Les Brésiliens ont élu dimanche Jair Bolsonaro à la tête du pays. Le candidat d'extrême-droite, souvent présenté comme le "Trump tropical", ultralibéral, antisystème et nostalgique de la dictature, l'a emporté avec 55% des voix, devant son rival de gauche, Fernando Haddad.

Jair Bolsonaro l'emporte avec près de 55% des voix, selon le dernier comptage, non officiel.
Jair Bolsonaro l'emporte avec près de 55% des voix, selon le dernier comptage, non officiel. © Maxppp - Fernando Maia

Comme attendu, Jair Bolsonaro est le nouveau président du Brésil. Les électeurs l'ont désigné vainqueur avec 55% des voix, ce dimanche. Le sulfureux candidat d'extrême-droite, du Parti social libéral (PSL), a devancé son opposant de gauche, Fernando Haddad.

Âgé de 63 ans, Jair Bolsonaro est un ancien capitaine de l'armée brésilienne. Élu à la Chambre des députés depuis 1991, il a déjà une longue carrière politique derrière lui. Catholique défenseur de la famille traditionnelle, il est soutenu par les églises évangéliques, particulièrement puissantes au Brésil. Jair Bolsonaro a séduit des millions d'électeurs avec un discours ultra sécuritaire, et en dénonçant une classe politique brésilienne "pourrie", rongée par les scandales de corruption.

"Trump tropical"

Souvent présenté comme le "Trump tropical", Jair Bolsonaro propose un programme ultra-libéral et antisystème. Il a mené une grande partie de sa campagne sur le thème de la sécurité. Pour cela, il souhaite notamment libéraliser le port d'armes pour permettre aux "gens bien" de se faire justice eux-mêmes, investir massivement dans les forces de police, réduire l’âge de la majorité pénale de 18 ans à 17 ans

Même s'il s'est défendu depuis peu d'être une menace pour la démocratie, promettant de gouverner "avec autorité, mais sans autoritarisme", Jair Bolsonaro se dit sans complexe nostalgique de la dictature militaire qui a sévi au Brésil de 1964 à 1985. Déjà en 2016, il déclarait : "L'erreur de la dictature a été de torturer sans tuer."

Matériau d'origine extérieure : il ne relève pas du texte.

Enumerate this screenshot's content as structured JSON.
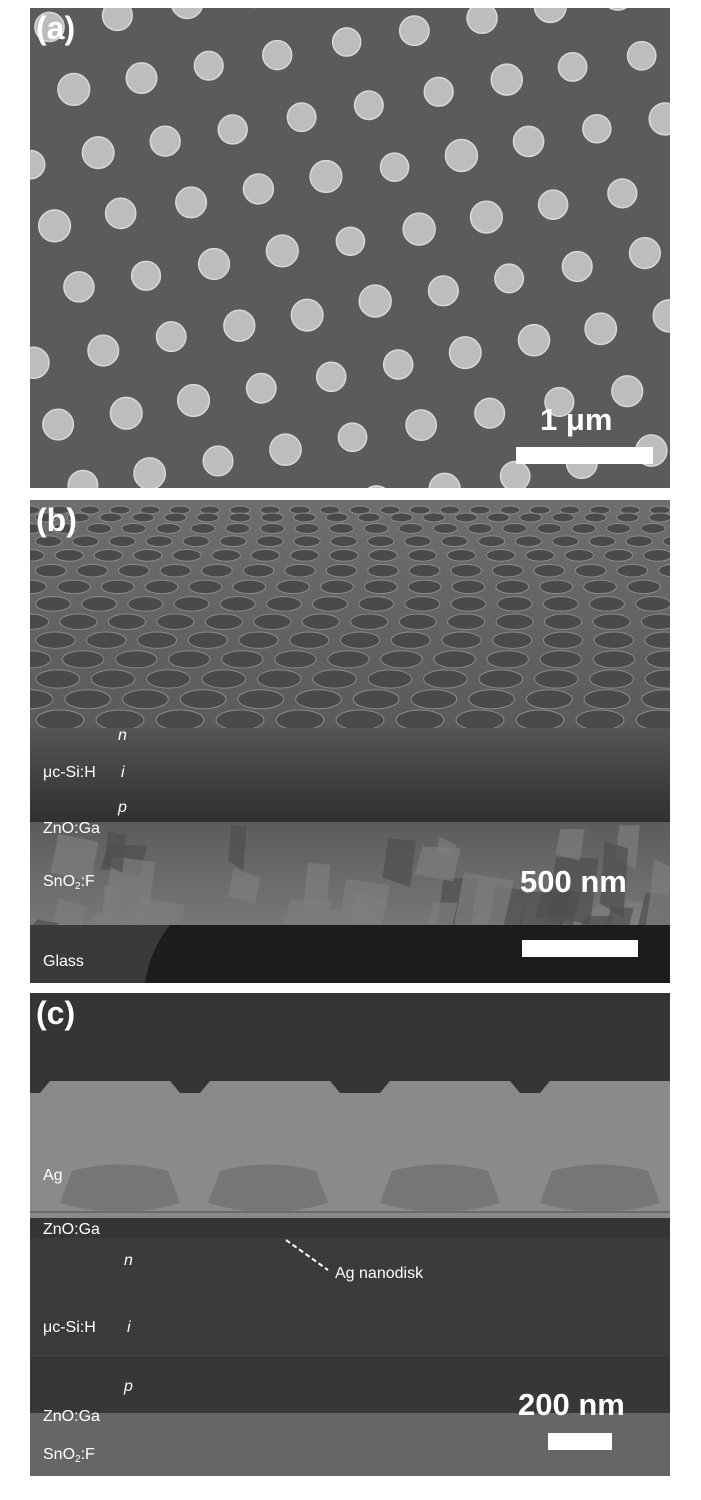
{
  "panels": {
    "a": {
      "label": "(a)",
      "scale_bar": "1 μm"
    },
    "b": {
      "label": "(b)",
      "scale_bar": "500 nm",
      "layers": {
        "n": "n",
        "material": "μc-Si:H",
        "i": "i",
        "p": "p",
        "zno": "ZnO:Ga",
        "sno2_main": "SnO",
        "sno2_sub": "2",
        "sno2_end": ":F",
        "glass": "Glass"
      }
    },
    "c": {
      "label": "(c)",
      "scale_bar": "200 nm",
      "annotation": "Ag nanodisk",
      "layers": {
        "ag": "Ag",
        "zno_top": "ZnO:Ga",
        "n": "n",
        "material": "μc-Si:H",
        "i": "i",
        "p": "p",
        "zno_bottom": "ZnO:Ga",
        "sno2_main": "SnO",
        "sno2_sub": "2",
        "sno2_end": ":F"
      }
    }
  },
  "colors": {
    "background_a": "#5a5a5a",
    "disk": "#bdbdbd",
    "text": "#ffffff"
  }
}
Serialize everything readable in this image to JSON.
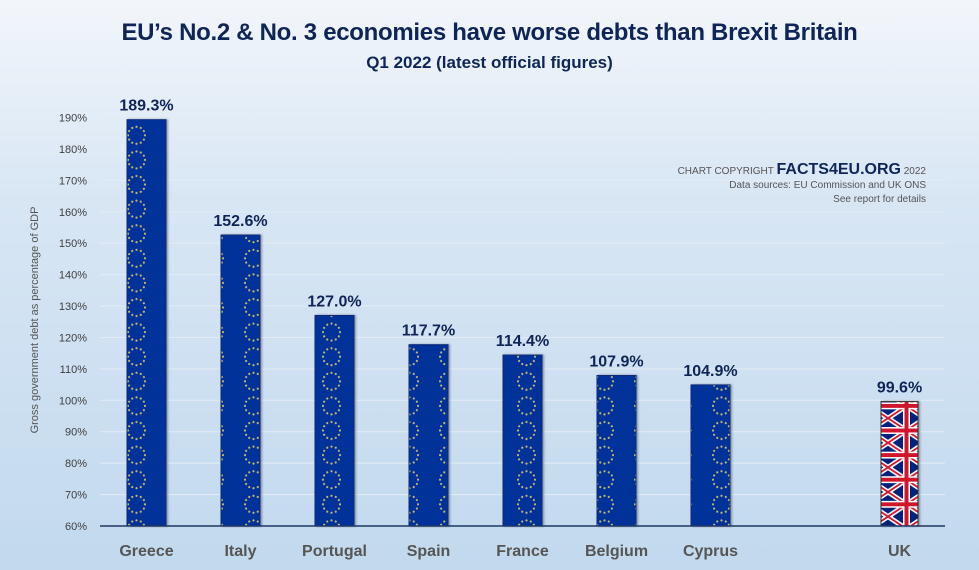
{
  "chart_data": {
    "type": "bar",
    "title": "EU’s No.2 & No. 3 economies have worse debts than Brexit Britain",
    "subtitle": "Q1 2022 (latest official figures)",
    "xlabel": "",
    "ylabel": "Gross government debt as percentage of GDP",
    "categories": [
      "Greece",
      "Italy",
      "Portugal",
      "Spain",
      "France",
      "Belgium",
      "Cyprus",
      "UK"
    ],
    "values": [
      189.3,
      152.6,
      127.0,
      117.7,
      114.4,
      107.9,
      104.9,
      99.6
    ],
    "data_labels": [
      "189.3%",
      "152.6%",
      "127.0%",
      "117.7%",
      "114.4%",
      "107.9%",
      "104.9%",
      "99.6%"
    ],
    "bar_fill": [
      "eu-flag",
      "eu-flag",
      "eu-flag",
      "eu-flag",
      "eu-flag",
      "eu-flag",
      "eu-flag",
      "uk-flag"
    ],
    "ylim": [
      60,
      190
    ],
    "yticks": [
      60,
      70,
      80,
      90,
      100,
      110,
      120,
      130,
      140,
      150,
      160,
      170,
      180,
      190
    ],
    "ytick_labels": [
      "60%",
      "70%",
      "80%",
      "90%",
      "100%",
      "110%",
      "120%",
      "130%",
      "140%",
      "150%",
      "160%",
      "170%",
      "180%",
      "190%"
    ],
    "grid": true,
    "legend": "none",
    "colors": {
      "eu_blue": "#003399",
      "eu_star": "#c8b86a",
      "uk_red": "#cf142b",
      "uk_blue": "#00247d",
      "title": "#0f2557"
    }
  },
  "credit": {
    "prefix": "CHART COPYRIGHT",
    "brand": "FACTS4EU.ORG",
    "year": "2022",
    "sources": "Data sources: EU Commission and UK ONS",
    "note": "See report for details"
  }
}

Il est parvenu à gagner la confiance des milieux économiques grâce à Paulo Guedes, l'un de ses proches, ultra-libéral, qui souhaite lancer un vaste programme de privatisations.

Jair Bolsonaro inquiète beaucoup les défenseurs de l'environnement. Il propose de fusionner le ministère de l'environnement et celui de l'agriculture. Il a aussi évoqué la possibilité de sortir le Brésil de l’accord de Paris sur le climat, avant de revenir sur ses propos récemment.

Pendant la campagne, il a dit à ses adversaires qu'il lancerait une "purge" et un "grand nettoyage" s'il était élu, promettant "la prison ou l'exil" pour les "gauchistes".

Dérapages racistes, misogynes et homophobes

Depuis qu'il est entré en politique à la fin des années 1980, Jair Bolsonaro a souvent choqué, par des déclarations outrancières, notamment les Noirs, les femmes et les membres de la communauté LGBT.

En 2014, par exemple, il s'en était pris à une parlementaire de gauche, Maria do Rosario, en lui disant qu'elle "ne méritait pas" qu'il la viole car elle était "trop moche". L'an dernier, Jair Bolsonaro avait indigné en affirmant qu'après avoir eu quatre fils, il avait "faibli" en engendrant une fille.

En 2011, dans un entretien au magazine Playboy, il a affirmé qu'il préférerait avoir un fils "tué dans un accident" plutôt qu'homosexuel.

Les Noirs sont également visés : "L'afro-descendant le plus léger pesait environ 80 kilos. Ils ne font rien ! Ils ne servent même pas à la reproduction", déclarait-il en 2017 lors d’une conférence après sa visite d’une quilomboa, une communauté de descendants d’esclaves.